Insights into the ICO CRA investigation

Insights into the ICO CRA investigation

We share our insights to provide context to the ICOs recent CRA investigation.

1. Anti-competitive
Yesterday, 27 Oct 2020, the UK’s Information Commissioners Office (‘ICO’) pulled the plug on the practice of the 3 credit reference agencies (‘CRAs’ or ‘bureaux’) washing and selling data products enhanced using the personal information of millions of people without their consent [1].

A two-year investigation by the ICO into Experian, Equifax and TransUnion found they were using personal consumer data to enhance and enrich a variety of data products without the consumers knowledge. This is counter to General Data Protection Regulation (GDPR) which is enacted in UK law. The data was then sold to commercial organisations, political parties and charities; a clear violation of the reciprocity rules that govern the 3 CRAs. These data broking businesses were used by organisations to find new customers, identify the people most likely to be able to afford goods and services, and build profiles about people.

The motivation? Profit. Nothing wrong with that unless you are:

  • Anti-competitive by breaking the reciprocity rules and GDPR that govern the 3 CRAs to gain a competitive advantage over other vendors who cannot enrich their data sets with credit-based data
  • Exploitative of consumers by ignoring a lack of consent

2. A lack of data governance
When we think of credit bureaux, we think of credit scores. Credit scores are typically derived across credit active consumers (‘data owners’). They will have made, at some point in time, a credit application to a lender; defined as a ‘data controller’. As part of the application consumers will have shared either directly or indirectly, personal details, details of their salary and other incomes, savings, property values, cost of living and other expenses and other credit commitments. The consumer will have to consent to the lender sharing some of this information, to enriching their own data, with a CRA (the ‘data processor’), as part of the application. No consent, no loan. However, as the data owner the consumer has the right under GDPR to request, at any time, once the account has been closed, that the data controller deletes their data. On receiving such a request the data controller has to delete this data and request that the data processor(s) does as well.

The bureaux typically have four data tiers.
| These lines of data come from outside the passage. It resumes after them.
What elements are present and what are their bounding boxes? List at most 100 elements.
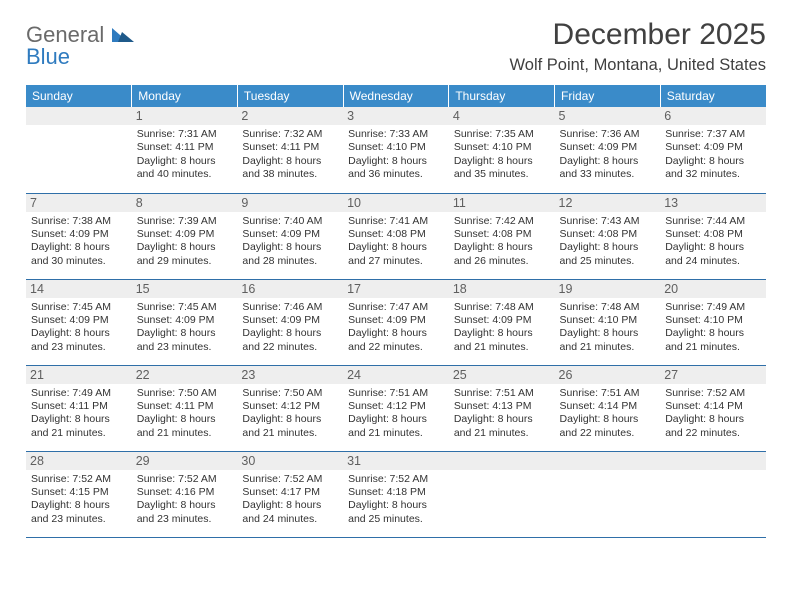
- day-detail-line: Daylight: 8 hours: [348, 241, 444, 254]
- day-number: [449, 452, 555, 470]
- day-detail-line: and 38 minutes.: [242, 168, 338, 181]
- month-title: December 2025: [510, 18, 767, 52]
- day-detail-line: and 27 minutes.: [348, 255, 444, 268]
- week-row: 7Sunrise: 7:38 AMSunset: 4:09 PMDaylight…: [26, 193, 766, 279]
- location-text: Wolf Point, Montana, United States: [510, 56, 767, 75]
- day-detail-line: Sunset: 4:09 PM: [137, 314, 233, 327]
- day-detail-line: Sunrise: 7:52 AM: [137, 473, 233, 486]
- day-number: 3: [343, 107, 449, 125]
- day-cell: 10Sunrise: 7:41 AMSunset: 4:08 PMDayligh…: [343, 193, 449, 279]
- day-detail-line: Sunset: 4:10 PM: [560, 314, 656, 327]
- day-detail-line: and 22 minutes.: [560, 427, 656, 440]
- day-number: 5: [555, 107, 661, 125]
- day-number: 28: [26, 452, 132, 470]
- day-details: Sunrise: 7:49 AMSunset: 4:10 PMDaylight:…: [665, 301, 761, 355]
- day-details: Sunrise: 7:32 AMSunset: 4:11 PMDaylight:…: [242, 128, 338, 182]
- day-cell: 30Sunrise: 7:52 AMSunset: 4:17 PMDayligh…: [237, 451, 343, 537]
- logo-text-block: General Blue: [26, 24, 134, 68]
- day-number: 22: [132, 366, 238, 384]
- day-details: Sunrise: 7:47 AMSunset: 4:09 PMDaylight:…: [348, 301, 444, 355]
- day-cell: 17 Sunrise: 7:47 AMSunset: 4:09 PMDayligh…: [343, 279, 449, 365]
- day-detail-line: Sunset: 4:15 PM: [31, 486, 127, 499]
- day-detail-line: and 26 minutes.: [454, 255, 550, 268]
- header: General Blue December 2025 Wolf Point, M…: [26, 18, 766, 75]
- day-detail-line: Sunset: 4:09 PM: [31, 314, 127, 327]
- day-detail-line: and 22 minutes.: [348, 341, 444, 354]
- day-details: Sunrise: 7:46 AMSunset: 4:09 PMDaylight:…: [242, 301, 338, 355]
- day-details: Sunrise: 7:39 AMSunset: 4:09 PMDaylight:…: [137, 215, 233, 269]
- day-cell: 28Sunrise: 7:52 AMSunset: 4:15 PMDayligh…: [26, 451, 132, 537]
- day-detail-line: Sunset: 4:11 PM: [242, 141, 338, 154]
- day-cell: 22Sunrise: 7:50 AMSunset: 4:11 PMDayligh…: [132, 365, 238, 451]
- day-cell: [449, 451, 555, 537]
- day-detail-line: and 24 minutes.: [665, 255, 761, 268]
- day-detail-line: and 25 minutes.: [348, 513, 444, 526]
- day-details: Sunrise: 7:41 AMSunset: 4:08 PMDaylight:…: [348, 215, 444, 269]
- day-detail-line: Sunrise: 7:47 AM: [348, 301, 444, 314]
- day-detail-line: Daylight: 8 hours: [348, 327, 444, 340]
- day-detail-line: Sunrise: 7:49 AM: [665, 301, 761, 314]
- day-details: Sunrise: 7:52 AMSunset: 4:16 PMDaylight:…: [137, 473, 233, 527]
- day-detail-line: Sunrise: 7:45 AM: [31, 301, 127, 314]
- day-header: Tuesday: [237, 85, 343, 107]
- week-row: 1Sunrise: 7:31 AMSunset: 4:11 PMDaylight…: [26, 107, 766, 193]
- day-detail-line: Sunset: 4:09 PM: [454, 314, 550, 327]
- day-details: Sunrise: 7:45 AMSunset: 4:09 PMDaylight:…: [137, 301, 233, 355]
- day-detail-line: Sunset: 4:08 PM: [560, 228, 656, 241]
- day-detail-line: Sunrise: 7:51 AM: [560, 387, 656, 400]
- day-cell: 2Sunrise: 7:32 AMSunset: 4:11 PMDaylight…: [237, 107, 343, 193]
- day-number: [660, 452, 766, 470]
- day-details: Sunrise: 7:52 AMSunset: 4:14 PMDaylight:…: [665, 387, 761, 441]
- day-details: Sunrise: 7:48 AMSunset: 4:09 PMDaylight:…: [454, 301, 550, 355]
- day-cell: 19Sunrise: 7:48 AMSunset: 4:10 PMDayligh…: [555, 279, 661, 365]
- day-detail-line: Daylight: 8 hours: [242, 413, 338, 426]
- day-number: 29: [132, 452, 238, 470]
- day-details: Sunrise: 7:49 AMSunset: 4:11 PMDaylight:…: [31, 387, 127, 441]
- day-detail-line: and 28 minutes.: [242, 255, 338, 268]
- day-detail-line: Sunrise: 7:42 AM: [454, 215, 550, 228]
- day-number: 9: [237, 194, 343, 212]
- day-detail-line: and 21 minutes.: [348, 427, 444, 440]
- day-detail-line: Sunrise: 7:35 AM: [454, 128, 550, 141]
- day-detail-line: Daylight: 8 hours: [137, 241, 233, 254]
- week-row: 21Sunrise: 7:49 AMSunset: 4:11 PMDayligh…: [26, 365, 766, 451]
- day-cell: 11Sunrise: 7:42 AMSunset: 4:08 PMDayligh…: [449, 193, 555, 279]
- day-details: Sunrise: 7:36 AMSunset: 4:09 PMDaylight:…: [560, 128, 656, 182]
- day-detail-line: Sunset: 4:11 PM: [137, 141, 233, 154]
- day-detail-line: Sunset: 4:09 PM: [665, 141, 761, 154]
- day-detail-line: Sunrise: 7:38 AM: [31, 215, 127, 228]
- day-detail-line: Daylight: 8 hours: [560, 241, 656, 254]
- day-detail-line: Daylight: 8 hours: [242, 241, 338, 254]
- day-detail-line: Sunset: 4:08 PM: [665, 228, 761, 241]
- day-detail-line: Daylight: 8 hours: [665, 155, 761, 168]
- day-detail-line: Daylight: 8 hours: [560, 327, 656, 340]
- day-detail-line: Sunset: 4:12 PM: [242, 400, 338, 413]
- day-cell: 25Sunrise: 7:51 AMSunset: 4:13 PMDayligh…: [449, 365, 555, 451]
- day-detail-line: Daylight: 8 hours: [31, 499, 127, 512]
- day-detail-line: Sunset: 4:16 PM: [137, 486, 233, 499]
- day-detail-line: Sunset: 4:10 PM: [348, 141, 444, 154]
- day-detail-line: and 21 minutes.: [31, 427, 127, 440]
- day-detail-line: Sunset: 4:09 PM: [242, 228, 338, 241]
- day-cell: [555, 451, 661, 537]
- day-detail-line: Sunset: 4:10 PM: [665, 314, 761, 327]
- day-detail-line: and 24 minutes.: [242, 513, 338, 526]
- day-header: Sunday: [26, 85, 132, 107]
- day-number: 17: [343, 280, 449, 298]
- day-detail-line: Sunset: 4:12 PM: [348, 400, 444, 413]
- day-detail-line: Sunset: 4:09 PM: [31, 228, 127, 241]
- day-detail-line: Daylight: 8 hours: [454, 241, 550, 254]
- title-block: December 2025 Wolf Point, Montana, Unite…: [510, 18, 767, 75]
- day-detail-line: Daylight: 8 hours: [454, 155, 550, 168]
- day-detail-line: and 23 minutes.: [31, 341, 127, 354]
- day-detail-line: Daylight: 8 hours: [31, 413, 127, 426]
- day-detail-line: Daylight: 8 hours: [242, 499, 338, 512]
- day-detail-line: and 29 minutes.: [137, 255, 233, 268]
- day-details: Sunrise: 7:51 AMSunset: 4:13 PMDaylight:…: [454, 387, 550, 441]
- day-detail-line: and 32 minutes.: [665, 168, 761, 181]
- day-details: Sunrise: 7:50 AMSunset: 4:12 PMDaylight:…: [242, 387, 338, 441]
- day-cell: 23Sunrise: 7:50 AMSunset: 4:12 PMDayligh…: [237, 365, 343, 451]
- day-detail-line: Sunset: 4:09 PM: [348, 314, 444, 327]
- day-detail-line: Sunrise: 7:33 AM: [348, 128, 444, 141]
- day-cell: 4Sunrise: 7:35 AMSunset: 4:10 PMDaylight…: [449, 107, 555, 193]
These closely follow the paid for data services that the bureaux provide:

  • Tier 1: The reciprocal sharing of data between closed user groups such as current account turnover (‘CATO’) between six clearing banks.
  • Tier 2: The reciprocal sharing of credit account data restricted to lenders making the same data type contributions to the bureau service as described above.
  • Tier 3: The non-reciprocal provision of data products derived from credit application data obtained from tiers 1 and 2 to others, not just lenders, who commit to undertaking some, but not credit application data, sharing. E.g. Debt purchasers accessing affordability scores and CATO scores in exchange for reporting on the account performance.
  • Tier 4: The non-reciprocal provision of data products derived from data sharing and open data initiatives (e.g. loyalty cards, insolvency service and land registry data) enriched with data obtained from tiers 1 to 3.

The ICOs investigation was focused on tier 4. The bureaux are, like alternative data vendors, modelling data from data sharing and open data initiatives. Unlike alternative data vendors they are training these models and enriching this data using consumer data obtained from tiers 1 to 3. This gives them a distinct commercial advantage but breaches the reciprocity rules that govern the 3 CRAs and so is clearly anti-competitive. What’s more this breaches GDPR as it is being done without the data owners’ consent and there is no way of removing the unconsented data from the derived data should a ‘delete my data’ request be received. The breaching of GDPR and reciprocity rules applies equally to tier 3 as it does to tier 4.

3. Possible next steps for the ICO?
We expect that the ICO will seek to fine Experian as it has still yet to fully satisfy the ICO that it has addressed the issue unlike TransUnion and Equifax. We would hope that the ICO extend their investigation of tier 4 CRA practices to tier 3 CRA practices. Finally, the ICO might investigate the governance of data derived from tier 1 and tier 2 in light of reciprocity rules. Whilst this may be welcomed by data controllers and consumers alike it is perhaps less likely to happen.

[1] ‘ICO takes enforcement action against Experian after data investigation’, Credit-Connect, 28 October 2020.